Tomorrow’s Forecast – Speaking Terms (EP)

Brisbane’s Tomorrow’s Forecast just dropped Speaking Terms, a six-track dive into heartbreak, confusion, and the chaotic weirdness of post-breakup life. Think fuzzy guitars, shout-along choruses, and sharp, emotional lyrics. Produced by Emily Hopley and made exclusively with female and gender-diverse creatives, the EP mixes garage-rock energy with genuine vulnerability. It’s funny, sad, messy — kind of like dating.

BENEE – Off The Rails

BENEE is back and she’s loud about it. Off The Rails is chaotic, shouty, genre-blurry pop that channels pure frustration with a shiny finish. Made alongside an all-women production team, it’s got big energy — kind of like yelling into a mirror but make it a dance track.

POLLY – B.I.T.E ME

POLLY is mad, and it sounds excellent. Her new single B.I.T.E ME is pop with bite — catchy, glossy, and dripping with petty vengeance in the best way. Think Dua Lipa meets scream therapy. There’s an EP on the way too (Daddy Issues lands July 18), so consider this your warning shot.

HOLLY – Something Sexy

HOLLY steps out solo with Something Sexy — a slick, sultry track that leans into mystery and desire. It’s playful, a bit dark around the edges, and gives strong late-night energy. If you’re into BANKS, FKA twigs, or that early-The Weeknd kinda mood, this one’s worth a spin.
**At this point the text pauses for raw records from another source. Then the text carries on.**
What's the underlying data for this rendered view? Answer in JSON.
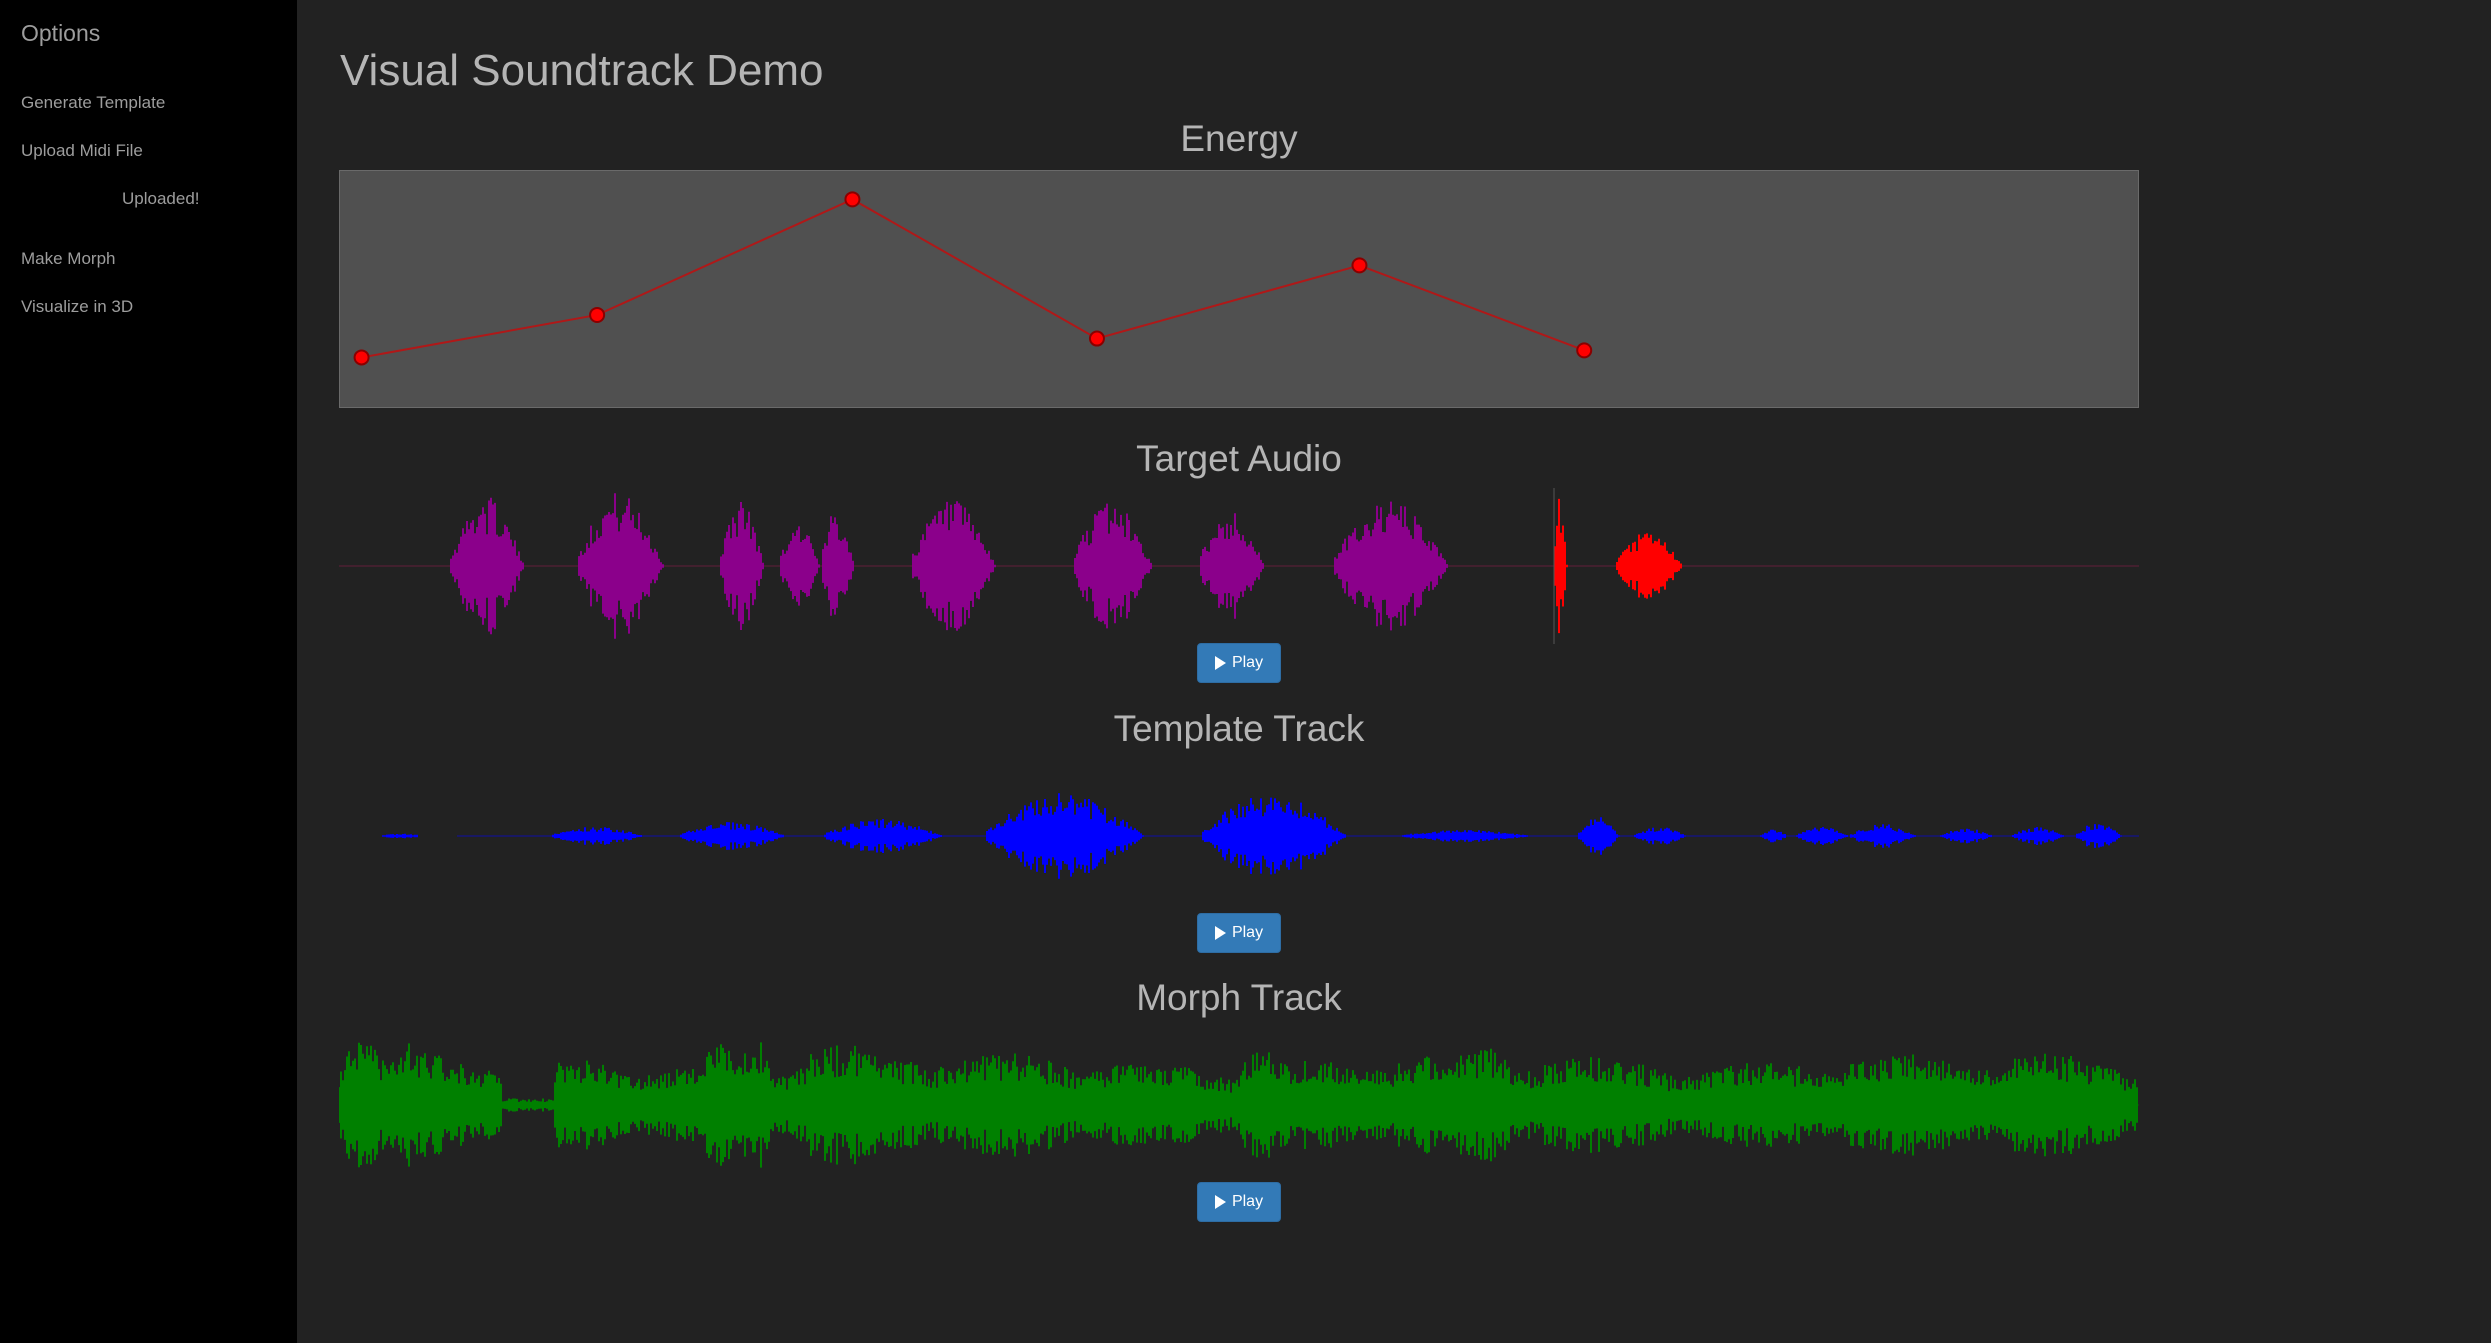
{
  "sidebar": {
    "title": "Options",
    "items": [
      {
        "label": "Generate Template"
      },
      {
        "label": "Upload Midi File"
      },
      {
        "label": "Make Morph"
      },
      {
        "label": "Visualize in 3D"
      }
    ],
    "upload_status": "Uploaded!"
  },
  "main": {
    "title": "Visual Soundtrack Demo",
    "energy": {
      "heading": "Energy",
      "line_color": "#b01818",
      "point_color": "#ff0000",
      "points": [
        {
          "t": 0.012,
          "level": 0.21
        },
        {
          "t": 0.143,
          "level": 0.39
        },
        {
          "t": 0.285,
          "level": 0.88
        },
        {
          "t": 0.421,
          "level": 0.29
        },
        {
          "t": 0.567,
          "level": 0.6
        },
        {
          "t": 0.692,
          "level": 0.24
        }
      ]
    },
    "target_audio": {
      "heading": "Target Audio",
      "play_label": "Play",
      "color": "#8b008b",
      "highlight_color": "#ff0000",
      "progress": 0.675
    },
    "template_track": {
      "heading": "Template Track",
      "play_label": "Play",
      "color": "#0000ff"
    },
    "morph_track": {
      "heading": "Morph Track",
      "play_label": "Play",
      "color": "#008000"
    }
  }
}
Mandeng Groove – Conakry (Album)

This one’s for the groove heads. Mandeng Groove’s debut album Conakry was recorded in Guinea and Melbourne and it shows — full of kora, jazz, funk and percussion that just keeps moving. It’s rooted in deep tradition but feels totally fresh. Stick it on and let it take you somewhere warmer.

Cana Nongkhlaw – Hynñiew Trep

A thoughtful, genre-blurring track from Cana Nongkhlaw that blends traditional Khasi storytelling with free-form jazz and experimental soundscapes. Hynñiew Trep is deeply personal and feels more like a ceremony than a single. It’s a slow, expressive piece that rewards a close listen.

That’s the wrap — go queue it up, hit shuffle, and see what sticks.